In 2007, streaming giant Netflix (NFLX - Free Report) made the decision not to produce the hardware for a video and audio player device and instead invested $6M in a spinoff named Roku (ROKU - Free Report) that was already producing hardware for streaming entertainment options over the internet.
Netflix cashed out just two years later for a small gain, and by 2017, Roku had a wide range of consumer products, a dedicated advertising product for businesses and over $500M in annual revenues. The company went public in September of that year at $14/share, implying a valuation of $1.3 billion.
Thanks to huge revenue growth across all segments, Roku is now has a market capitalization of nearly $10B and increased optimism about revenue and earnings forecasts going forward make it a Zacks Rank #1 (Strong Buy).
The engine for that revenue growth is the sale of advertising. Taking a page from Apple’s (AAPL - Free Report) playbook, the Roku business model is the creation of a “sticky” ecosystem in which customers purchase a device and then the ownership of that device encourages the customer to continue to make more purchases – often of higher margin products.

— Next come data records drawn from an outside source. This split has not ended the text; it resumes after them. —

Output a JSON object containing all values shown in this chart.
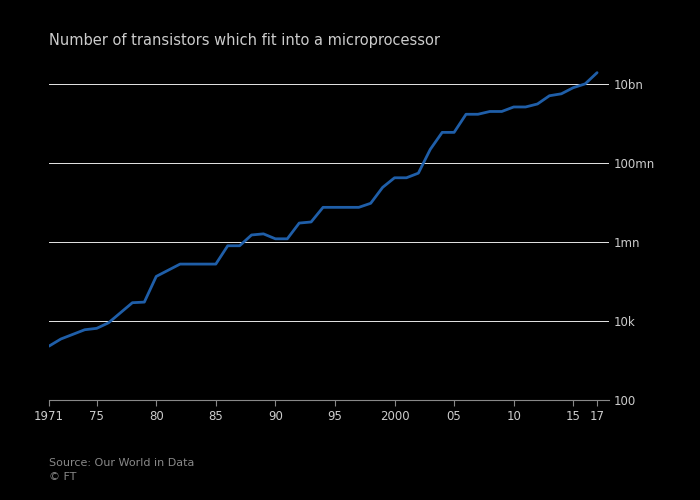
{
  "title": "Number of transistors which fit into a microprocessor",
  "source_line1": "Source: Our World in Data",
  "source_line2": "© FT",
  "line_color": "#1f5ea8",
  "background_color": "#000000",
  "plot_bg_color": "#000000",
  "grid_color": "#ffffff",
  "title_fontsize": 10.5,
  "source_fontsize": 8,
  "tick_label_color": "#cccccc",
  "title_color": "#cccccc",
  "ytick_labels": [
    "100",
    "10k",
    "1mn",
    "100mn",
    "10bn"
  ],
  "ytick_values": [
    100,
    10000,
    1000000,
    100000000,
    10000000000
  ],
  "ylim": [
    100,
    30000000000
  ],
  "xlim": [
    1971,
    2018
  ],
  "xtick_values": [
    1971,
    1975,
    1980,
    1985,
    1990,
    1995,
    2000,
    2005,
    2010,
    2015,
    2017
  ],
  "xtick_labels": [
    "1971",
    "75",
    "80",
    "85",
    "90",
    "95",
    "2000",
    "05",
    "10",
    "15",
    "17"
  ],
  "data_years": [
    1971,
    1972,
    1974,
    1975,
    1976,
    1978,
    1979,
    1980,
    1982,
    1984,
    1985,
    1986,
    1987,
    1988,
    1989,
    1990,
    1991,
    1992,
    1993,
    1994,
    1995,
    1996,
    1997,
    1998,
    1999,
    2000,
    2001,
    2002,
    2003,
    2004,
    2005,
    2006,
    2007,
    2008,
    2009,
    2010,
    2011,
    2012,
    2013,
    2014,
    2015,
    2016,
    2017
  ],
  "data_transistors": [
    2308,
    3500,
    6000,
    6500,
    9000,
    29000,
    30000,
    134000,
    275000,
    275000,
    275000,
    800000,
    800000,
    1500000,
    1600000,
    1200000,
    1200000,
    3000000,
    3200000,
    7500000,
    7500000,
    7500000,
    7500000,
    9500000,
    24000000,
    42000000,
    42000000,
    55000000,
    220000000,
    592000000,
    592000000,
    1700000000,
    1700000000,
    2000000000,
    2000000000,
    2600000000,
    2600000000,
    3100000000,
    5000000000,
    5600000000,
    8000000000,
    10000000000,
    19200000000
  ]
}
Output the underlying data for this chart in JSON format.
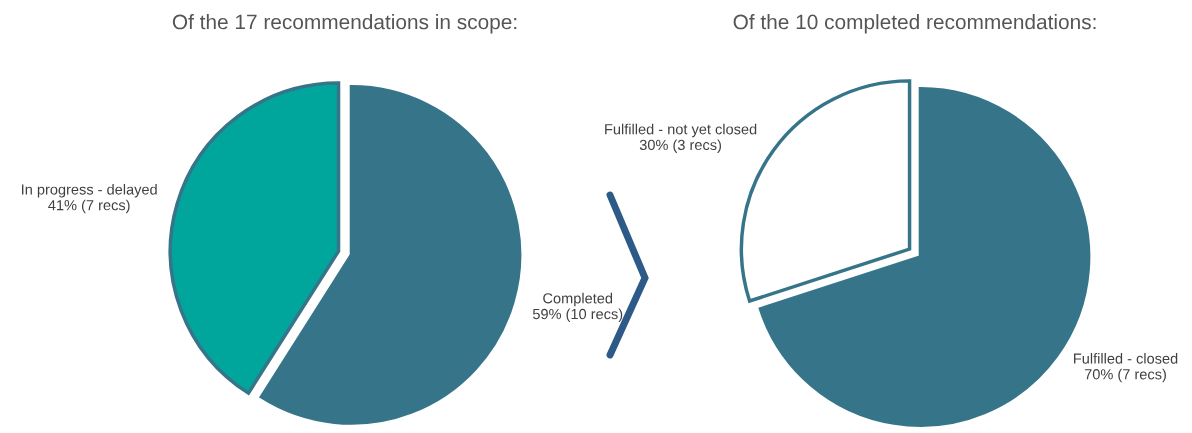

Roku makes a decent margin on stand-alone hardware that turns a TV or Computer into a streaming media device and they also license their operating system to manufacturers of smart TVs to be included in those products, but once a customer purchases one of those items, they’re unlikely to buy more hardware anytime soon.
Roku intentionally took a platform-agnostic approach and it’s systems can be used with the equipment of almost any manufacturer. This has made Roku ubiquitous in the content-aggregation market, growing the number of active users of the platform more than 40% over just the past year and the number of hours of programming viewed by 75%.
This gives Roku the opportunity to offer advertisers access to highly targeted audiences, maximizing their ad spending by having their ads shown to potential customers who have already shown some interest in the goods or services being offered - as evidenced by their entertainment choices.
Just as print advertising has been decimated by technology over the past few decades, broadcast advertising is largely being replaced by targeted digital ads on streaming services. Digital ad spending has been increasing at better than 20%/year lately and Roku promises advertisers dramatically higher rates of customer purchasing intent than broadcast ads.
In their most recent quarterly report, Roku reported gross revenues of $207 million, nearly 10% higher than analyst expectations. The increased revenues came primarily from what the company calls “platform revenue,” which is mostly advertising fees and Roku’s gatekeeper-like cut of third party sales through the platform.
The difference in gross margins is dramatic. Hardware sales net Roku approximately a 10% profit margin – which is pretty typical for the industry. Platform revenue earns close to 70% in gross margin, and because many of the costs are fixed, those margins increase as sales increase. The more ads Roku sells, the more they net from each ad.
Net earnings were also better than expected with Roku posing a loss of ($0.09)/share, much narrower than the expectations of a ($0.24)/share loss. Roku management also raised revenue guidance for the full year to a range of $1.03B to $1.05B, more than double the previous year.
Though the company has still yet to turn a net profit, analyst estimates for losses have been shrinking lately with 5 upward revisions since the last earnings report.
The beauty of the Roku business is that is has virtually unlimited scale. Unlike devices which can only be produced and sold in finite numbers, the revenue potential of aggregating content and selling advertising is basically infinite.
It’s that sort of scalability that makes Roku such an exciting opportunity. There’s no reason they can’t keep growing revenues at the same torrid pace well into the future.